If you take 1,200 people — no matter what colour they are or their cultural background — and put them in the middle of the bush with no jobs and without even a road, you are going to get an Eabametoong.
You can blame white people, red people, any colour of people you want. You can point your finger at dirty deals done to ancestors a century ago. But the real point is simple: a place like Eabametoong can’t work.
There’s no way that a place like Eabametoong can support 1,200 people. If they adopted the traditional Ojibwe or Cree economy — even if they had the skills — there isn’t enough fish and game in that entire region to sustain that many people for more than a few years. The old hunting economy depended on a very few people and a lot of land.
To support 1,200 people, you need at least one real industry. And that’s a real problem in Northwestern Ontario. The lumber and pulp trade is dead. In every town around Sault Ste. Marie, you can buy a house for $25,000, and quite a nice one for $35,000 in some places.

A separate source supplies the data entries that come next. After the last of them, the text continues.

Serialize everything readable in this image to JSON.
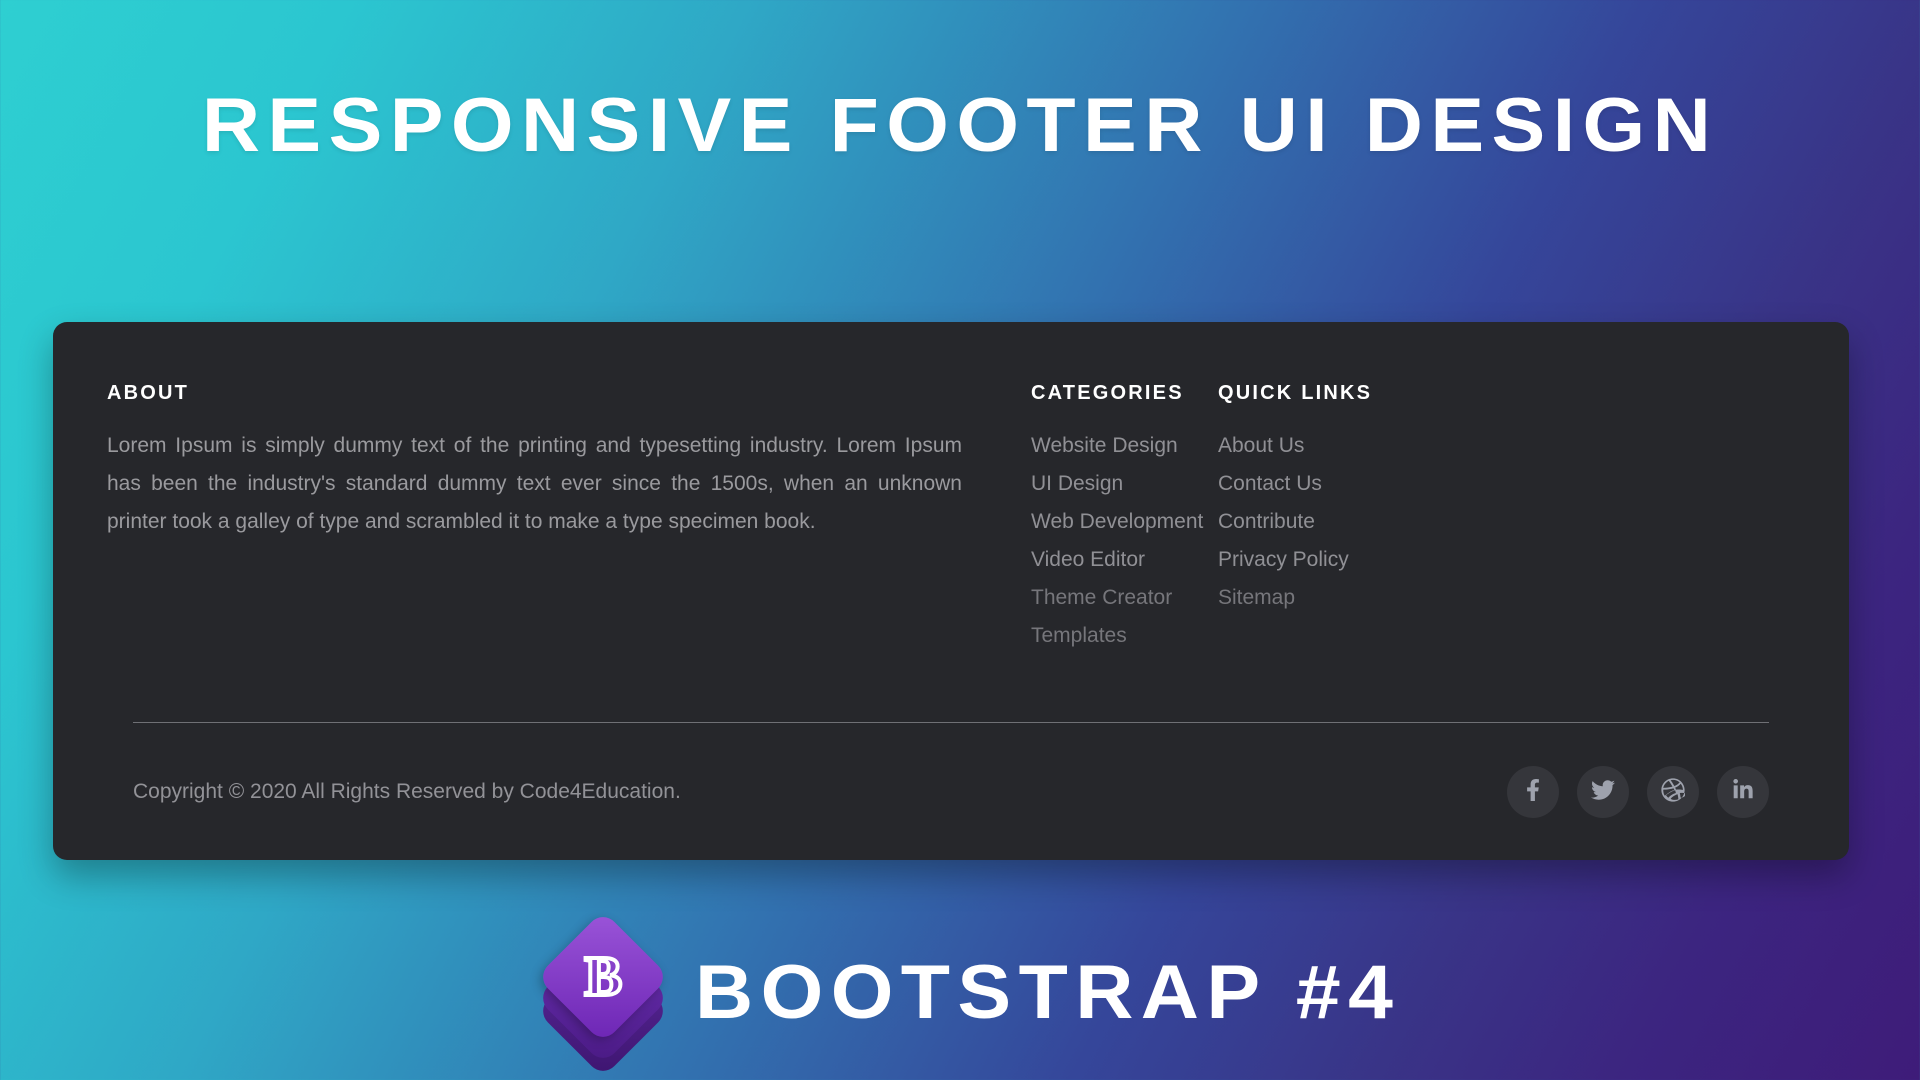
{
  "banner": {
    "title": "RESPONSIVE FOOTER UI DESIGN",
    "subtitle": "BOOTSTRAP #4",
    "logo_letter": "B"
  },
  "footer": {
    "about": {
      "heading": "ABOUT",
      "text": "Lorem Ipsum is simply dummy text of the printing and typesetting industry. Lorem Ipsum has been the industry's standard dummy text ever since the 1500s, when an unknown printer took a galley of type and scrambled it to make a type specimen book."
    },
    "categories": {
      "heading": "CATEGORIES",
      "items": [
        "Website Design",
        "UI Design",
        "Web Development",
        "Video Editor",
        "Theme Creator",
        "Templates"
      ]
    },
    "quick_links": {
      "heading": "QUICK LINKS",
      "items": [
        "About Us",
        "Contact Us",
        "Contribute",
        "Privacy Policy",
        "Sitemap"
      ]
    },
    "copyright": "Copyright © 2020 All Rights Reserved by Code4Education.",
    "socials": [
      {
        "name": "facebook",
        "label": "Facebook"
      },
      {
        "name": "twitter",
        "label": "Twitter"
      },
      {
        "name": "dribbble",
        "label": "Dribbble"
      },
      {
        "name": "linkedin",
        "label": "LinkedIn"
      }
    ]
  },
  "colors": {
    "gradient_start": "#2ECFD1",
    "gradient_end": "#3E1C79",
    "card_background": "#26272B",
    "heading_text": "#FFFFFF",
    "body_text": "#9A9A9E",
    "link_text": "#909095",
    "divider": "#6F7075",
    "social_button": "#35363B",
    "social_glyph": "#9EA2AD",
    "bootstrap_purple": "#9B55D9"
  }
}
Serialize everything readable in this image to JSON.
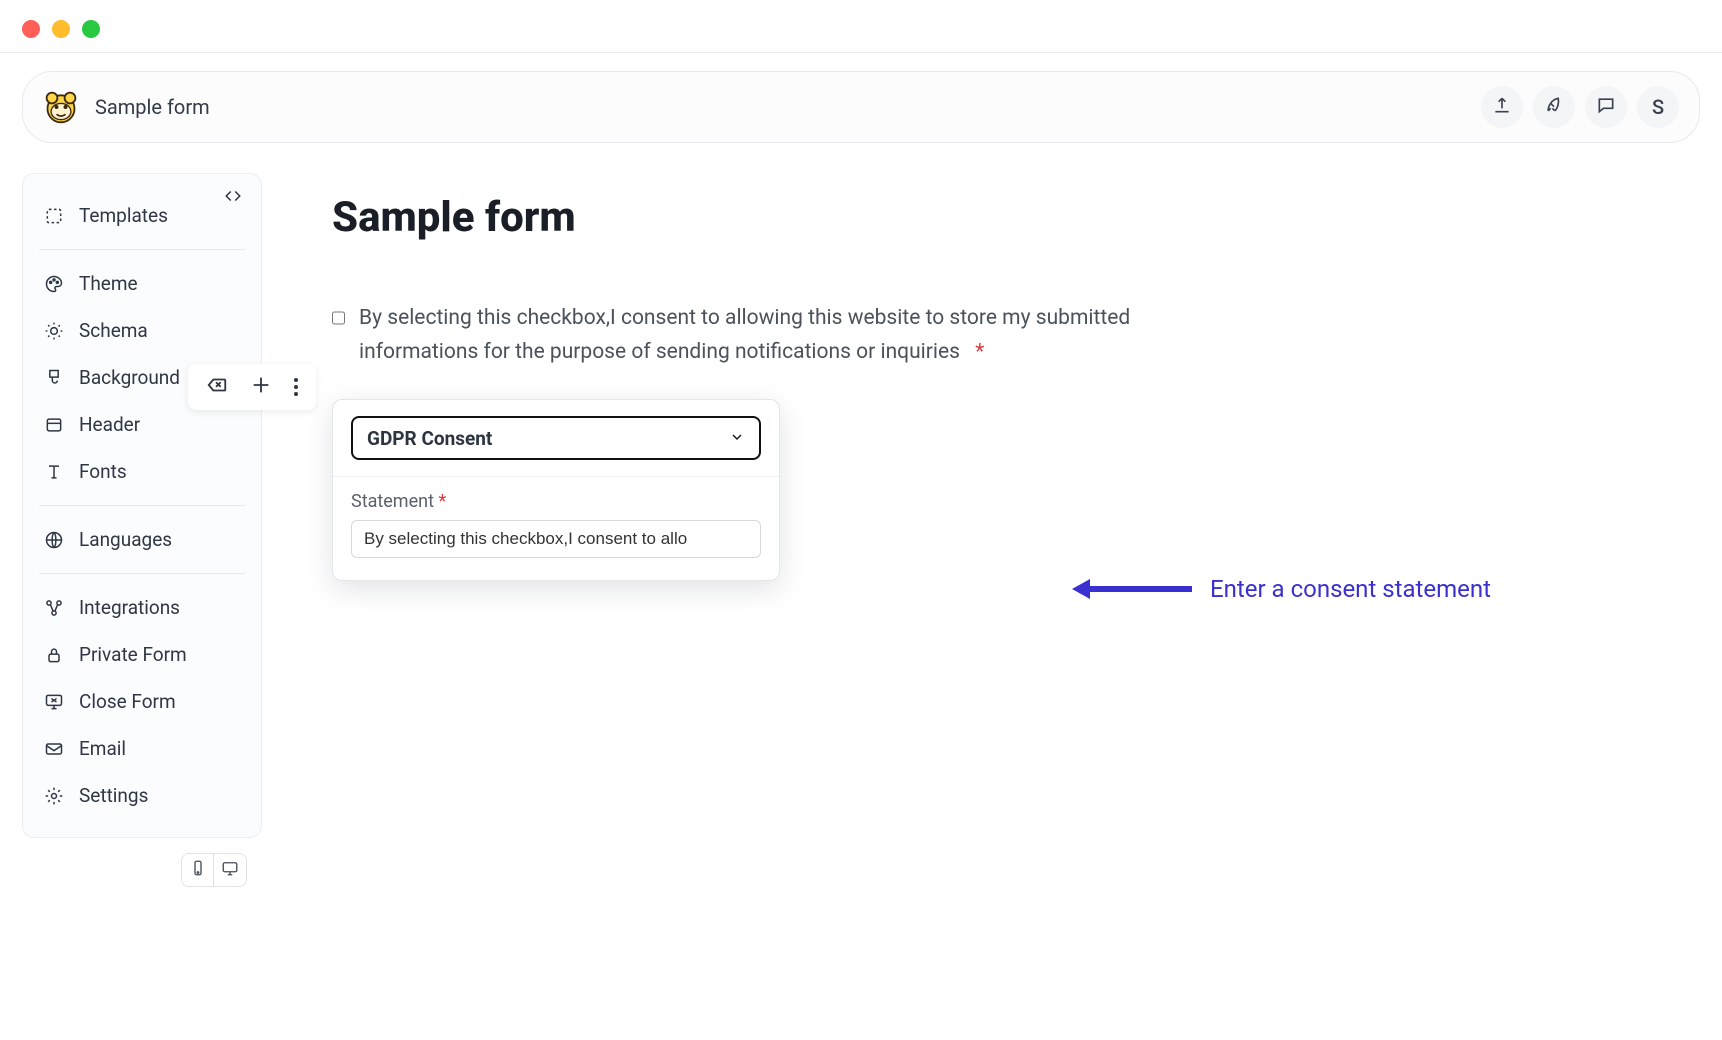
{
  "topbar": {
    "title": "Sample form",
    "avatar_initial": "S"
  },
  "sidebar": {
    "items": [
      {
        "label": "Templates"
      },
      {
        "label": "Theme"
      },
      {
        "label": "Schema"
      },
      {
        "label": "Background"
      },
      {
        "label": "Header"
      },
      {
        "label": "Fonts"
      },
      {
        "label": "Languages"
      },
      {
        "label": "Integrations"
      },
      {
        "label": "Private Form"
      },
      {
        "label": "Close Form"
      },
      {
        "label": "Email"
      },
      {
        "label": "Settings"
      }
    ]
  },
  "canvas": {
    "form_title": "Sample form",
    "consent_text": "By selecting this checkbox,I consent to allowing this website to store my submitted informations for the purpose of sending notifications or inquiries",
    "required_mark": "*"
  },
  "editor": {
    "type_select_value": "GDPR Consent",
    "statement_label": "Statement",
    "statement_required": "*",
    "statement_value": "By selecting this checkbox,I consent to allo"
  },
  "annotation": {
    "text": "Enter a consent statement"
  }
}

So Eabametoong is a depressed place in the midst of economic collapse. And Ms. Drake is in the middle of this mess with no job, no known skills, no husband, and five kids. Her solution is to move to Thunder Bay. There, she’ll join about 12,000 other Northern Ontario Native people in a city that has no jobs, even for skilled workers. She’s in a very unenviable spot, and all of the smudge smoke and happy talk in Ottawa will, at the very most, get her a new house in Eabametoong and all the delights the place brings, or plane tickets to Thunder Bay for her and the kids.
And, because the Native birth rate is 1.5 times the rate of the rest of the country, someone else will take her place.
Eabametoong will still be there.
All the Crown-First Nations agreements on sustained funding and financial transparency won’t help Rebecca Drake. Maybe, just maybe, they’ll help her kids a bit. But don’t count on them creating real jobs, tackling problems of addiction, holding families together, and making communities worth living in.